What is the default cache implementation in SWR?

SWR uses an in-memory Map instance by default. It resets on page reload. No configuration is needed for basic caching.

How do I make the SWR cache persist across page reloads?

Implement a custom cache provider backed by localStorage or IndexedDB. The provider must implement the Cache interface (get, set, delete, keys). Persist on beforeunload and rehydrate on initialization.

What is the difference between deduplication and caching in SWR?
  • Deduplication (dedupingInterval) prevents concurrent duplicate requests within a time window.
  • Caching stores data across the full session so subsequent renders use cached values.
  • Deduplication does not prevent re-fetching after the interval expires.
Gotcha: Does the order of elements in array keys matter for caching?

Yes. ["/api/users", id] and [id, "/api/users"] are different cache keys. SWR serializes array elements in order, so changing the order creates a different cache entry.

How do I prefetch data into the SWR cache?
import { preload } from "swr";
 
const fetcher = (url: string) => fetch(url).then((r) => r.json());
 
// Prefetch on hover
const handleMouseEnter = () => {
  preload(`/api/products/${id}`, fetcher);
};
How do I clear the entire SWR cache (e.g., on logout)?
const { cache } = useSWRConfig();
 
const handleLogout = () => {
  if (cache instanceof Map) {
    cache.clear();
  }
};
Can I use object keys for SWR caching?

No.
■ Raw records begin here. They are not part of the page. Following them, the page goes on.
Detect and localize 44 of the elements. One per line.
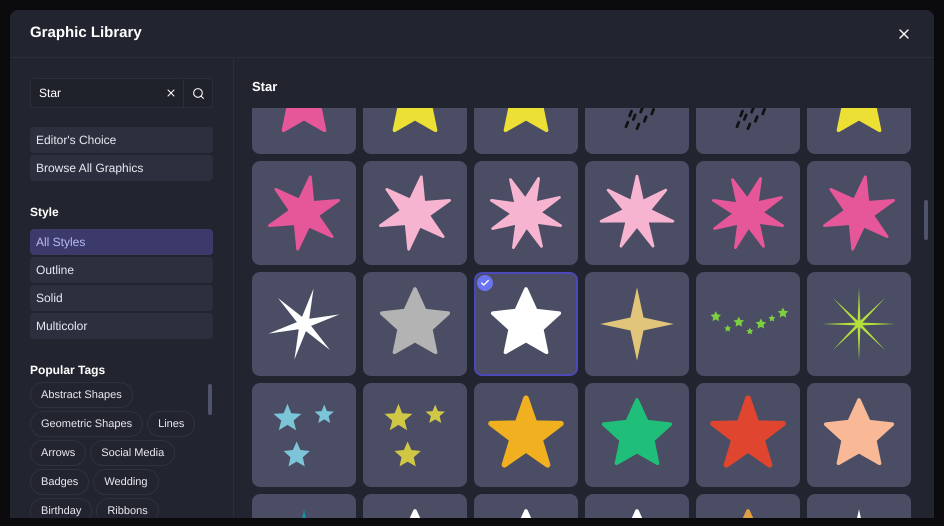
graphic-tile[interactable] xyxy=(807,161,911,265)
collection-item[interactable]: Browse All Graphics xyxy=(30,155,213,181)
search-icon xyxy=(192,86,204,100)
graphic-tile[interactable] xyxy=(807,272,911,376)
style-option[interactable]: Solid xyxy=(30,285,213,311)
tag-chip[interactable]: Birthday xyxy=(30,498,92,518)
style-option[interactable]: Multicolor xyxy=(30,313,213,339)
style-option[interactable]: Outline xyxy=(30,257,213,283)
scrollbar[interactable] xyxy=(924,200,928,240)
scrollbar[interactable] xyxy=(208,384,212,415)
tag-chip[interactable]: Badges xyxy=(30,469,90,495)
clear-icon xyxy=(165,87,177,99)
graphic-tile[interactable] xyxy=(585,272,689,376)
graphic-tile[interactable] xyxy=(363,161,467,265)
graphic-tile[interactable] xyxy=(252,161,356,265)
graphic-tile[interactable] xyxy=(363,272,467,376)
tag-chip[interactable]: Geometric Shapes xyxy=(30,411,144,437)
graphic-tile[interactable] xyxy=(474,161,578,265)
results-title: Star xyxy=(252,79,278,95)
tag-chip[interactable]: Wedding xyxy=(93,469,159,495)
collection-item[interactable]: Editor's Choice xyxy=(30,127,213,153)
section-heading: Popular Tags xyxy=(30,362,106,379)
graphic-tile[interactable] xyxy=(696,161,800,265)
section-heading: Style xyxy=(30,204,60,221)
tag-chip[interactable]: Abstract Shapes xyxy=(30,382,133,408)
graphic-tile[interactable] xyxy=(252,272,356,376)
tag-chip[interactable]: Ribbons xyxy=(96,498,159,518)
graphic-tile[interactable] xyxy=(363,383,467,487)
graphic-tile[interactable] xyxy=(585,161,689,265)
graphic-tile[interactable] xyxy=(696,272,800,376)
graphic-tile[interactable] xyxy=(696,383,800,487)
graphic-tile[interactable] xyxy=(252,383,356,487)
search-field[interactable]: Star xyxy=(31,84,159,102)
tag-chip[interactable]: Social Media xyxy=(90,440,176,466)
graphic-tile[interactable] xyxy=(474,383,578,487)
tag-chip[interactable]: Arrows xyxy=(30,440,86,466)
tag-chip[interactable]: Lines xyxy=(147,411,196,437)
graphic-tile[interactable] xyxy=(474,272,578,376)
check-badge-icon xyxy=(477,275,493,291)
style-option[interactable]: All Styles xyxy=(30,229,213,255)
window-title: Graphic Library xyxy=(30,23,142,44)
graphic-tile[interactable] xyxy=(585,383,689,487)
search-bar[interactable]: Star xyxy=(30,78,213,108)
graphic-tile[interactable] xyxy=(807,383,911,487)
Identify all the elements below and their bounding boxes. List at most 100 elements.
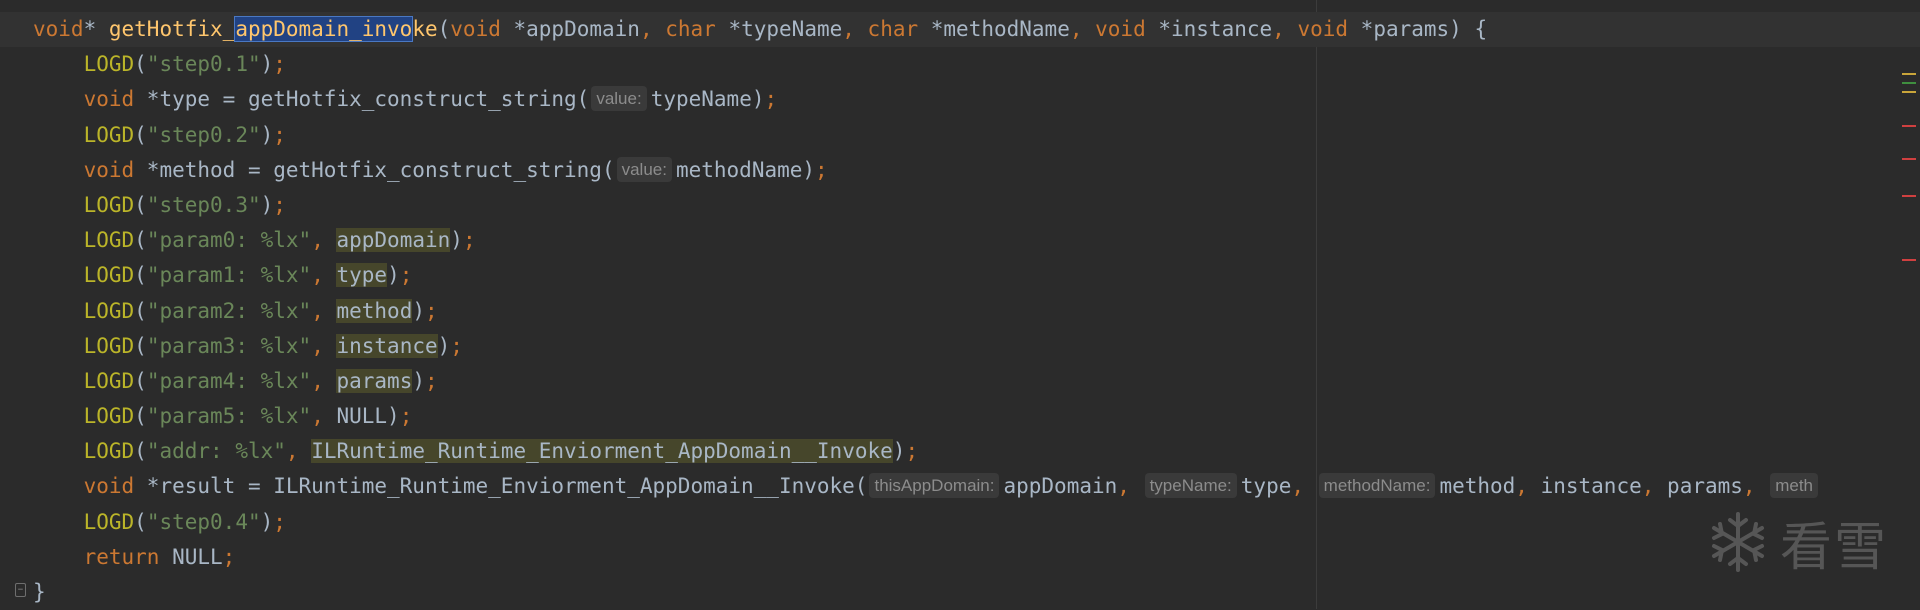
code-line[interactable]: LOGD("step0.3"); <box>33 188 1920 223</box>
code-line[interactable]: void *method = getHotfix_construct_strin… <box>33 153 1920 188</box>
code-token: ) <box>412 368 425 393</box>
macro-token: LOGD <box>83 263 135 288</box>
error-stripe-mark[interactable] <box>1902 124 1916 127</box>
punctuation-token: ; <box>222 544 236 569</box>
string-literal: "param1: %lx" <box>146 263 312 288</box>
code-token: type <box>1240 474 1292 499</box>
watermark-text: 看雪 <box>1780 517 1889 578</box>
string-literal: "param4: %lx" <box>146 368 312 393</box>
code-line[interactable]: void *type = getHotfix_construct_string(… <box>33 82 1920 117</box>
punctuation-token: , <box>639 17 666 41</box>
watermark: 看雪 <box>1706 508 1906 578</box>
code-line[interactable]: LOGD("param2: %lx", method); <box>33 294 1920 329</box>
editor-gutter: − − <box>0 0 30 609</box>
code-token: methodName) <box>675 157 816 182</box>
code-token: ) <box>387 263 400 288</box>
code-line[interactable]: void *result = ILRuntime_Runtime_Enviorm… <box>33 469 1920 504</box>
punctuation-token: ; <box>425 368 438 393</box>
usage-highlight: appDomain <box>336 228 451 253</box>
parameter-hint: typeName: <box>1144 473 1237 499</box>
code-line[interactable]: return NULL; <box>33 540 1920 575</box>
code-token: ( <box>134 263 147 288</box>
error-stripe-mark[interactable] <box>1902 158 1916 161</box>
parameter-hint: value: <box>616 156 672 182</box>
code-token: * <box>83 17 109 41</box>
string-literal: "param2: %lx" <box>146 298 312 323</box>
code-line[interactable]: void* getHotfix_appDomain_invoke(void *a… <box>0 12 1920 48</box>
code-token: ( <box>134 368 147 393</box>
punctuation-token: , <box>1117 474 1143 499</box>
error-stripe-mark[interactable] <box>1902 194 1916 197</box>
code-line[interactable]: } <box>33 575 1920 610</box>
keyword-token: void <box>83 157 135 182</box>
code-token: *instance <box>1145 17 1273 41</box>
macro-token: LOGD <box>83 192 135 217</box>
punctuation-token: , <box>311 228 337 253</box>
code-token: instance <box>1540 474 1642 499</box>
code-area[interactable]: void* getHotfix_appDomain_invoke(void *a… <box>0 0 1920 610</box>
punctuation-token: ; <box>399 263 413 288</box>
code-line[interactable]: LOGD("step0.1"); <box>33 47 1920 82</box>
code-line[interactable]: LOGD("param3: %lx", instance); <box>33 329 1920 364</box>
punctuation-token: ; <box>905 439 919 464</box>
code-token: *appDomain <box>500 17 640 41</box>
punctuation-token: , <box>311 298 337 323</box>
code-token: *methodName <box>918 17 1070 41</box>
code-line[interactable]: LOGD("param5: %lx", NULL); <box>33 399 1920 434</box>
keyword-token: void <box>1297 17 1349 41</box>
parameter-hint: value: <box>591 86 647 112</box>
punctuation-token: , <box>311 263 337 288</box>
code-token: NULL) <box>336 404 400 429</box>
string-literal: "step0.1" <box>146 52 261 77</box>
usage-highlight: instance <box>336 333 438 358</box>
code-token: *method = getHotfix_construct_string( <box>134 157 615 182</box>
macro-token: LOGD <box>83 122 135 147</box>
error-stripe-mark[interactable] <box>1902 91 1916 94</box>
code-editor[interactable]: − − void* getHotfix_appDomain_invoke(voi… <box>0 0 1920 609</box>
code-line[interactable]: LOGD("addr: %lx", ILRuntime_Runtime_Envi… <box>33 434 1920 469</box>
code-token: ( <box>437 17 451 41</box>
keyword-token: return <box>83 544 160 569</box>
code-token: ) <box>892 439 906 464</box>
error-stripe-mark[interactable] <box>1902 258 1916 261</box>
punctuation-token: ; <box>273 509 286 534</box>
code-line[interactable]: LOGD("param1: %lx", type); <box>33 258 1920 293</box>
macro-token: LOGD <box>83 368 135 393</box>
code-line[interactable]: LOGD("step0.4"); <box>33 505 1920 540</box>
code-line[interactable]: LOGD("param0: %lx", appDomain); <box>33 223 1920 258</box>
snowflake-icon <box>1712 512 1764 572</box>
code-token: *typeName <box>715 17 843 41</box>
error-stripe-mark[interactable] <box>1902 82 1916 85</box>
code-token: ( <box>134 404 147 429</box>
keyword-token: void <box>83 474 135 499</box>
code-line[interactable]: LOGD("param4: %lx", params); <box>33 364 1920 399</box>
code-token: typeName) <box>650 87 765 112</box>
punctuation-token: , <box>842 17 868 41</box>
fold-end-icon[interactable]: − <box>15 583 26 597</box>
code-token: ( <box>134 52 147 77</box>
macro-token: LOGD <box>83 52 135 77</box>
error-stripe-mark[interactable] <box>1902 73 1916 76</box>
code-token: } <box>33 580 46 604</box>
punctuation-token: ; <box>273 192 286 217</box>
parameter-hint: meth <box>1770 473 1818 499</box>
usage-highlight: method <box>336 298 413 323</box>
code-line[interactable]: LOGD("step0.2"); <box>33 118 1920 153</box>
string-literal: "step0.3" <box>146 192 261 217</box>
keyword-token: void <box>83 87 135 112</box>
string-literal: "param5: %lx" <box>146 404 312 429</box>
punctuation-token: , <box>1515 474 1541 499</box>
function-name-token: getHotfix_ <box>108 17 236 41</box>
code-token: *params) { <box>1348 17 1488 41</box>
macro-token: LOGD <box>83 509 135 534</box>
keyword-token: char <box>665 17 716 41</box>
string-literal: "addr: %lx" <box>146 439 286 464</box>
Object references are not serializable by SWR. Use strings or arrays as keys. useSWR({ url: "/api/users", id }, fetcher) will not cache properly.

Gotcha: What happens if localStorage exceeds its ~5MB limit in a custom provider?

The write silently fails. Implement error handling in your provider's set method using a try/catch, and consider evicting old entries or falling back to in-memory storage.

How do I type a custom cache provider in TypeScript?
import type { Cache } from "swr";
 
const provider = (): Cache => {
  const map = new Map();
  return {
    get: (key: string) => map.get(key),
    set: (key: string, value: any) => map.set(key, value),
    delete: (key: string) => map.delete(key),
    keys: () => map.keys(),
  };
};
What TypeScript type should the provider option be in SWRConfig?

The provider option expects a function of type () => Cache. Import Cache from swr to type your custom implementation. Missing interface methods (keys, delete) will cause runtime errors.

How does a TTL-based cache provider work with SWR?

Store entries with an expiry timestamp. On get, check if the entry has expired and return undefined if so. This forces SWR to treat it as a cache miss and re-fetch.